One Nation Under Therapy provides powerful and convincing evidence not just of the inroads therapism has made into our public institutions, but also of the destructive consequences for a political order dedicated to autonomy and freedom, for as Sommers and Satel rightly point out, “Only a society that treats its members as ethically responsible and personally accountable can achieve and sustain a democratic civil order.” The American political order in particular is dependent on the “American creed”: “self-reliance, stoicism, courage in the face of adversity, and the valorization of excellence.” Unfortunately, the authors conclude, “Therapism is at odds with them all.”
My main reservation with this book regards its grounding in social science and social psychology, for I’m not sure that the real problem Sommers and Satel address doesn’t have its ultimate origins in the modern illusion that there can even exist a “science” of human identity and behavior, given how complex, quirky, various, and unpredictable we are all. Thus Sommers and Satel answer a flawed study of well-being with one presumably more accurate, but it seems to me that both are vitiated by the subjectivity and fuzziness of terms like “happy,” “anxious,” etc., psychological states notoriously difficult to define, measure, and assess consistently just in one person, let alone in a group. And their discussion of free will — traditionally the key to the ideas of freedom and self-reliance and justice and much else in our American creed — is much too brief and unsatisfactory, ending as it does with the utilitarian compromise that free will might not even exist, but it’s socially useful to think so. Then what happens when it is no longer socially useful to think that free will exists, when public order and well-being can be achieved by discarding that idea? Political freedom has ever and always depended on the belief in the reality of free will and personal responsibility, but if neither exists, then democratic freedom is a mere delusion that ignores human nature, and social order should be handed over to the elite guardians who can manipulate and control all the deterministic forces afflicting us.

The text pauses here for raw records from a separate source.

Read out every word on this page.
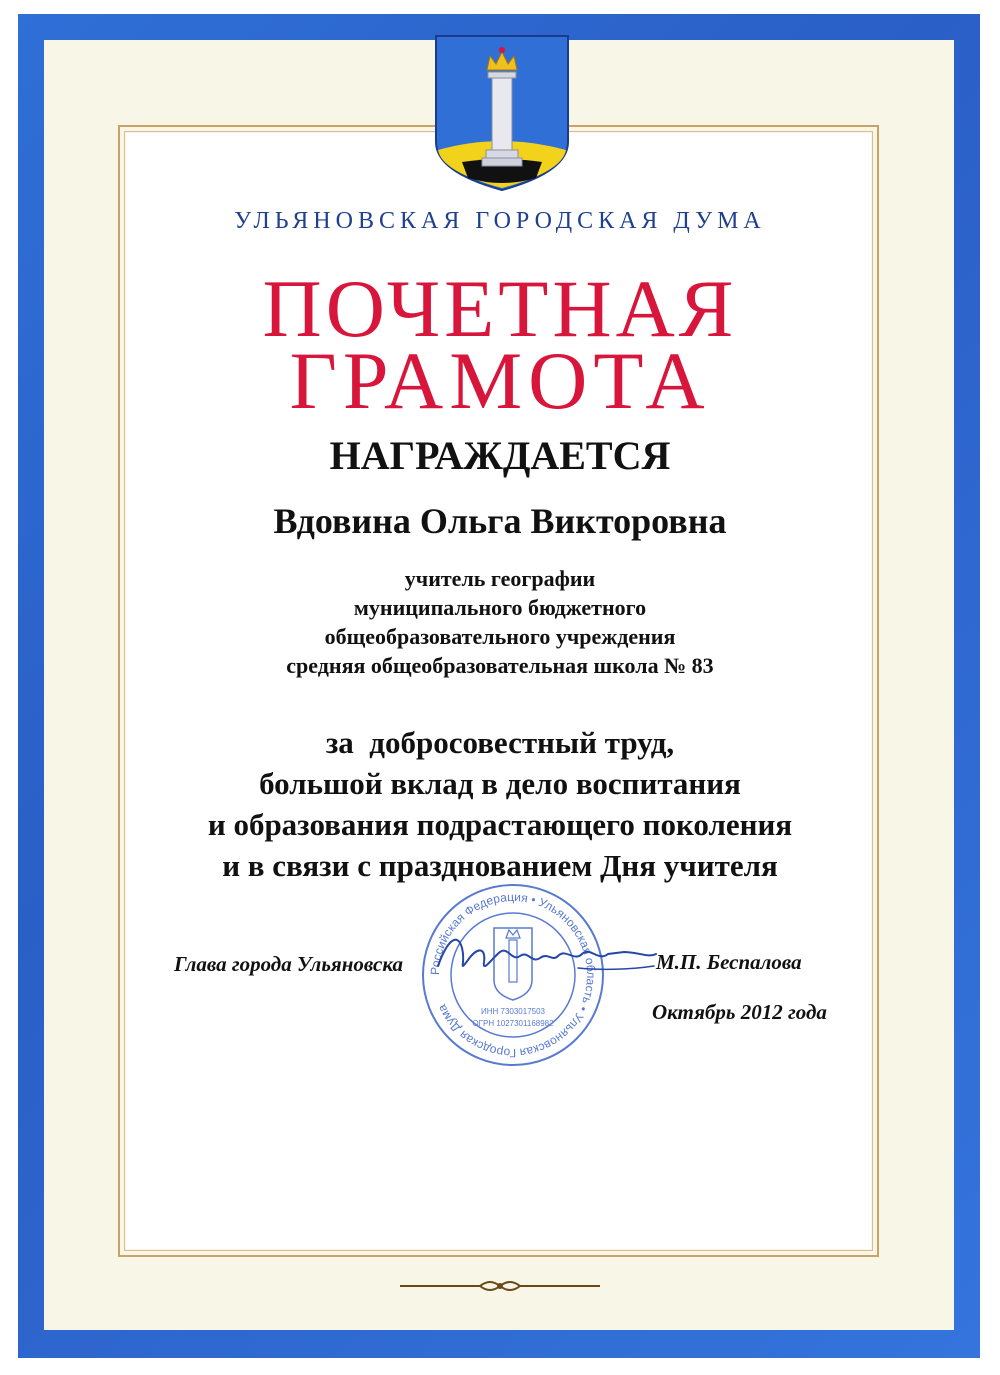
УЛЬЯНОВСКАЯ ГОРОДСКАЯ ДУМА
ПОЧЕТНАЯ
ГРАМОТА
НАГРАЖДАЕТСЯ
Вдовина Ольга Викторовна
учитель географии
муниципального бюджетного
общеобразовательного учреждения
средняя общеобразовательная школа № 83
за  добросовестный труд,
большой вклад в дело воспитания
и образования подрастающего поколения
и в связи с празднованием Дня учителя
Глава города Ульяновска	М.П. Беспалова
Октябрь 2012 года
Российская Федерация • Ульяновская область • Ульяновская Городская Дума	ИНН 7303017503
ОГРН 1027301168982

Sommers and Satel, however, are not writing as philosophers, and their attack on therapism in its own social-scientific terms is more likely to be effective than the complaints of cranky humanists. Their well-documented and clearly written tour through the bad science, shaky assumptions, and simplistic nostrums of therapism gives us powerful empirical evidence for resisting the attempts of the those in the “helping culture” to turn us into fragile children dependent on their advice and treatment — and subjected to their power.